Puerto Rico board may sue over law blocking Plan of Adjustment

The Puerto Rico Oversight Board threatened to sue if a recently enacted law barring the government from supporting the proposed Plan of Adjustment is not repealed by Thursday.

In a letter to the leadership of the local elected government late Tuesday, the board suggested it would sue to stop implementation of Act 7-2021, signed on June 7 by Gov. Pedro Pierluisi, which bars the government from supporting the proposed Plan of Adjustment, any cuts to pensions or “essential services,” or any fee increases or tax increases to support paying debt.

The local government is trying to pressure the board to approve a plan of adjustment without any pension benefit cuts, said Puerto Rico attorney John Mudd. It is unclear if the local government is just threatening to not approve the POA or if it is really willing to let the POA completely collapse.

The board sent its letter to Pierluisi, Puerto Rico Senate President José Luis Dalmau, Puerto Rico House of Representatives Speaker Rafael Hernández Montañez, and Puerto Rico Fiscal Agency and Financial Advisory Authority Executive Director Omar Marrero Díaz. It asked the local government to tell the board by noon on Thursday that Act 7 would not be implemented and would be repealed.

“Absent confirmation of both items, the Oversight Board will take any such actions it deems necessary … including seeking remedies and penalties to nullify Act 7 and to prevent the implementation and enforcement of the Act,” Oversight Board Executive Director Natalie Jaresko said.

"The act's promised benefits to retirees are not financially attainable," Jaresko said. "Negotiations would recommence, creditors unpaid for five years would urge the court to let them enforce their claims by grabbing the commonwealth's revenues, and the Oversight Board's tenure would be extended. Thus, despite your effort to support retirees, the act seriously harms retirees and the commonwealth."

Pierluisi emphasized the parts of the law that rejected the proposed Plan of Adjustment’s cuts to public pensions.

Natalie Jaresko
Puerto Rico Oversight Board Executive Director Natalie Jaresko said the board was giving the local government until noon on Thursday to promise to void Act 7.

Under the law, the government would not support any POA bond or debt adjustments if a pension cut is involved. The board has said it can cut pensions without local government support.

Local government action is needed to achieve some parts of the plan of adjustment but not others.

Most observers say the local government would normally have to enact legislation to issue new bonds for the POA to go forward.

In addition, according to Pierluisi, the law “rejects any POA whose viability or guarantee of payment for debt service requires increasing or establishing regressive taxes, rates or mechanisms that causes water, electricity, transportation, education and other essential public services to be more expensive.”

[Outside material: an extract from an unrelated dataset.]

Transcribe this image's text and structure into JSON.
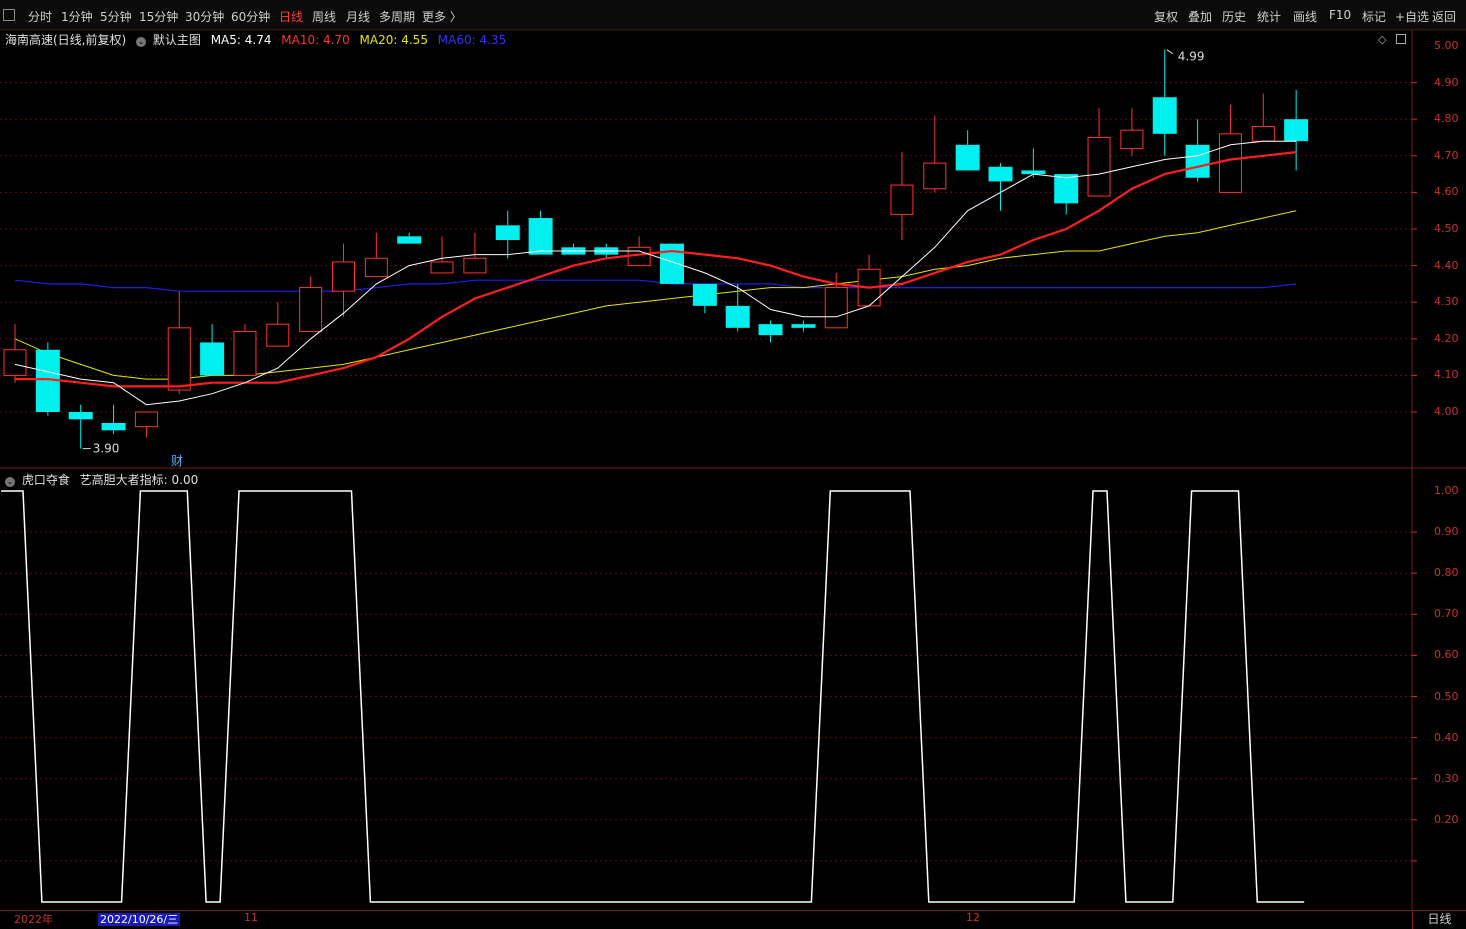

The law “rejects any POA whose viability or guarantee of payment for the debt service requires cuts to essential public services provided by the Government of Puerto Rico, its public corporations and municipalities, including, without limitation, education, health, environmental protection, housing, sanitation and solid waste management, security and emergency management, sewage and water processing, electrical energy, road infrastructure and mass transportation,” according to Pierluisi’s office.

The law mandates that $4.5 billion from government accounts be transferred to a newly created pension trust, which is not part of the board’s current fiscal plans. The board expects to use the government’s monetary savings for paying creditors, capital expenses, as a “rainy day” fund, and to deal with deficits that it expects no later than fiscal year 2036.

The board will nullify Law 7, said Armando Valdés Prieto, opinion writer and former Puerto Rico government official. “The more important question is whether or not the board will get the legislature to approve the legislation it will need to ratify the agreements with bondholders. On that point I am not so certain.”

Howard Cure, director of municipal bond research at Evercore, said, “I think any time you limit your flexibility by putting off-limits expenditure cuts or increases in revenues, you are creating even more pressure on the economic recovery to meet or exceed projections. In Puerto Rico’s case, this is particularly worrisome given the reliance on onetime federal aid (including the need for advantageous federal tax legislation), the questions surrounding the post-pandemic economic recovery and declining demographics.”

The board has been requiring governors to provide statements as to the consistency of laws with board-approved fiscal plans and the Puerto Rico Oversight, Management, and Economic Stability Act. Pierluisi sent a seven-page statement to the board saying the new law was inconsistent with these things. In its letter the board agreed.